7 thoughts on “Value-added assessment: What went wrong?

  1. Shouldn’t there be a lot of discomfort about the difference between effects of causes versus causes of effects?

    Distinguishing 3 _opportunities_
    1. Predicting students who get teachers with these features well do better worse.
    2. Trying to discern if teachers were counterfactually changed on these features would students do better (on some average basis).
    3. Trying to discern if a given teacher had a positive or negative impact on their students (effects of causes).

    Most of the statistics discipline is (I believe rightly) wary of 3 and its usually carried out on some adversarial basis (legal action or annual review by one’s manager.)

    For the discernment in 2, a current succinct commentary by John Ioannidis su
    ggests the wider community might soon be catching on the real challenges here. Commentary: adjusting for bias: a user’s guide to performing plastic surgery on meta-analyses of observational studies. International journal of epidemiology 2011;40(3):777-9.

    Also, there also often are wider managerial issues to be wary about. My first encounter with this was before I went into statistics when I was consulting on a data base to track public health dentistry. Neat opportunity to feed back to dentists if they were finding less cavities – say on the lower left side, but also to catch them _stealing_ silver filling supplies. One of my tasks was to makes sure law suits did not result from a premature evaluation of the last possibility.

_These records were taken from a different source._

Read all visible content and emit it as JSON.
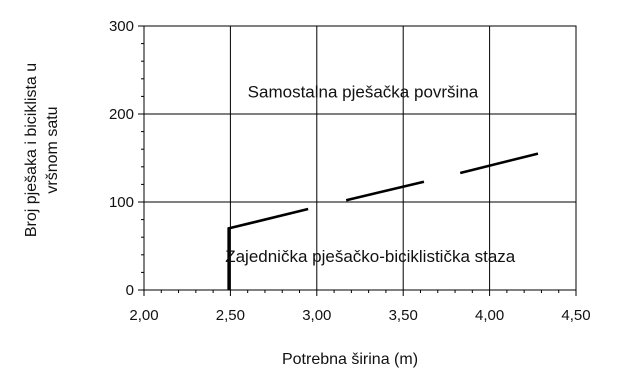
{
  "chart_data": {
    "type": "line",
    "xlabel": "Potrebna širina (m)",
    "ylabel_lines": [
      "Broj pješaka i biciklista u",
      "vršnom satu"
    ],
    "xlim": [
      2.0,
      4.5
    ],
    "ylim": [
      0,
      300
    ],
    "x_ticks": [
      2.0,
      2.5,
      3.0,
      3.5,
      4.0,
      4.5
    ],
    "x_tick_labels": [
      "2,00",
      "2,50",
      "3,00",
      "3,50",
      "4,00",
      "4,50"
    ],
    "y_ticks": [
      0,
      100,
      200,
      300
    ],
    "y_tick_labels": [
      "0",
      "100",
      "200",
      "300"
    ],
    "x_minor_step": 0.1,
    "y_minor_step": 20,
    "grid": true,
    "series": [
      {
        "color": "#000000",
        "segments": [
          [
            [
              2.49,
              0
            ],
            [
              2.49,
              70
            ],
            [
              2.95,
              92
            ]
          ],
          [
            [
              3.17,
              102
            ],
            [
              3.62,
              123
            ]
          ],
          [
            [
              3.83,
              133
            ],
            [
              4.28,
              155
            ]
          ]
        ]
      }
    ],
    "annotations": [
      {
        "text": "Samostalna pješačka površina",
        "x": 2.6,
        "y": 219
      },
      {
        "text": "Zajednička pješačko-biciklistička staza",
        "x": 2.47,
        "y": 32
      }
    ]
  }
}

    But then the new mayor shut down the whole dental health program, apparently because it seemed too left wing and I ended up going into a graduate Biostatistics program.

  2. “To be partisan for a moment, imagine using a multi-level model to assess the efficacy of basketball players that imposed a team-level random effect: we might easily ‘discover’ that the average player on the Charlotte Hornets was as good as the average player on the Chicago Bulls, when really a)that is an effect of the model design, and b)good players are what makes a team good, just as good teachers are by-and-large what makes a school good.”

    Although I agree with the point that if teachers are non-randomly sorted into classrooms in the same way that students are non-randomly sorted into classrooms that the inclusion of classroom-level covariates will mask true teacher effects, the basketball analogy is a bit off. In this analogy, the players are more analogous to students, and the value-added analysis would be better applied to the coach. Therefore, the argument that the team is good because the players are good would seem to reinforce the notion that good schools are good because they have good students. A value-added model for the NBA would consider all players to be equal, with the winning and losing dependent only on the value added by the coach.

  3. Agree with @Ed; isn’t there just as much qualitative evidence that it is the *students* that make the school good as there is that it is the *teachers*? Indeed, the non-quantitative, common-sense argumentation that Hartog uses is exactly the kind of thing good statistical analyses are supposed to confront. I don’t disagree, however, with the general point that the way testing is done in school is not good.

  4. Thank you for your response, Andrew.

    David, of course the best way to tell what a student’s score is going to be at the end of the year is to look at their score at the beginning of the year– that’s why you include a pretest as one of your covariates. While I’m no expert on these kinds of models, my point was intended to be quantitative, rather than “common-sensical” (a distinction I rarely attain): if there is an unknown but measurable quantity called “teacher value added,” and this quantity is correlated with the school value added, then adding a covariate for school-wide quality will bias your estimate of teacher value-added.

    Ed, I would agree that in the ideal, the students are the players, and the teachers are the coach, though that analogy may suggest a level of investment by students that may be more misleading than helpful.

  5. I think the most important thing you’re all missing is that the Charlotte Hornets haven’t existed for 10 years now! It’s New Orleans Hornets and Charlotte Bobcats these days.